Bob’s interest in engineering was almost genetic. Both his father and grandfather were employees of the Newport News Shipbuilding and Dry Dock Company, and Bob became interested in the engineering profession as a child. “I spent a lot of time at the machine shop and I had a distant relative who thought I would be good in chemical engineering. But when I started turning valves and handling fluids at Virginia Tech, I decided that was not for me. I transferred to metallurgical engineering, and, following the family tradition, worked at the shipyard during the summers and for my first year after graduating from Tech.”

One of Bob’s favorite pastimes was playing tenor saxophone with the “Highty Tighties,” the marching band of the Corps of Cadets.

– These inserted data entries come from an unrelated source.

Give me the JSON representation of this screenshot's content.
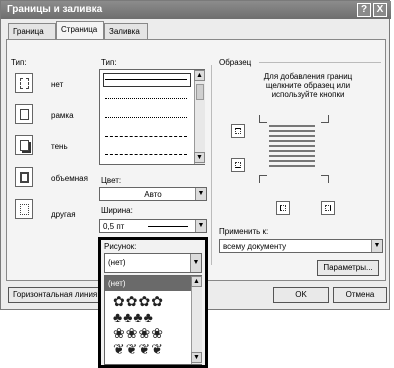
{
  "dialog": {
    "title": "Границы и заливка",
    "help_btn": "?",
    "close_btn": "X",
    "tabs": [
      {
        "label": "Граница"
      },
      {
        "label": "Страница"
      },
      {
        "label": "Заливка"
      }
    ]
  },
  "setting": {
    "heading": "Тип:",
    "items": [
      {
        "label": "нет"
      },
      {
        "label": "рамка"
      },
      {
        "label": "тень"
      },
      {
        "label": "объемная"
      },
      {
        "label": "другая"
      }
    ]
  },
  "style": {
    "heading": "Тип:"
  },
  "color": {
    "label": "Цвет:",
    "value": "Авто"
  },
  "width": {
    "label": "Ширина:",
    "value": "0,5 пт"
  },
  "art": {
    "label": "Рисунок:",
    "value": "(нет)",
    "highlighted_option": "(нет)"
  },
  "preview": {
    "heading": "Образец",
    "hint": "Для добавления границ щелкните образец или используйте кнопки"
  },
  "apply_to": {
    "label": "Применить к:",
    "value": "всему документу"
  },
  "buttons": {
    "options": "Параметры...",
    "horizontal_line": "Горизонтальная линия...",
    "ok": "OK",
    "cancel": "Отмена"
  },
  "glyphs": {
    "scroll_up": "▲",
    "scroll_down": "▼",
    "dropdown": "▼"
  },
  "colors": {
    "titlebar": "#7a7a7a",
    "highlight": "#6a6a6a",
    "popup_border": "#000000"
  }
}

He became captain of the band during his senior year and developed a close relationship with his classmate and Corps Commander Preston Wade, who is now the retired CEO of Wiley and Wilson of Lynchburg, Virginia. Upon graduation, Bob spent six months on active duty with the military and then six and a half years in the reserves. He also spent time with the Corps of Engineers, with his main responsibility to train new young officers.

Bob and Chris celebrate 50 years of marriage in 2005. The two met when they were teenagers living in Hampton, Virginia. After he left for Virginia Tech in 1951, Chris would often visit Bob in Blacksburg. She remains a steadfast “Hokie” with her husband — tailgating at the home football games next to Cassell Coliseum. Bob’s enthusiasm for Tech as an academic institution is displayed in his support for engineering activities as well as the pride in his grandkids’ recent achievements. Grandson Roque graduated in 1997 and granddaughter Nicole is a junior studying business. Two other grandchildren, Tiffany and Jeb, are possible Virginia Tech candidates in 2008 and 2013.

After working for close to 50 years, Bob admits to spending a lot more time on the Rappahannock River these days. He likes the idea of returning to Tidewater and enjoying the many benefits of water activities; his only thought is that he doesn’t move as well as he did as a kid.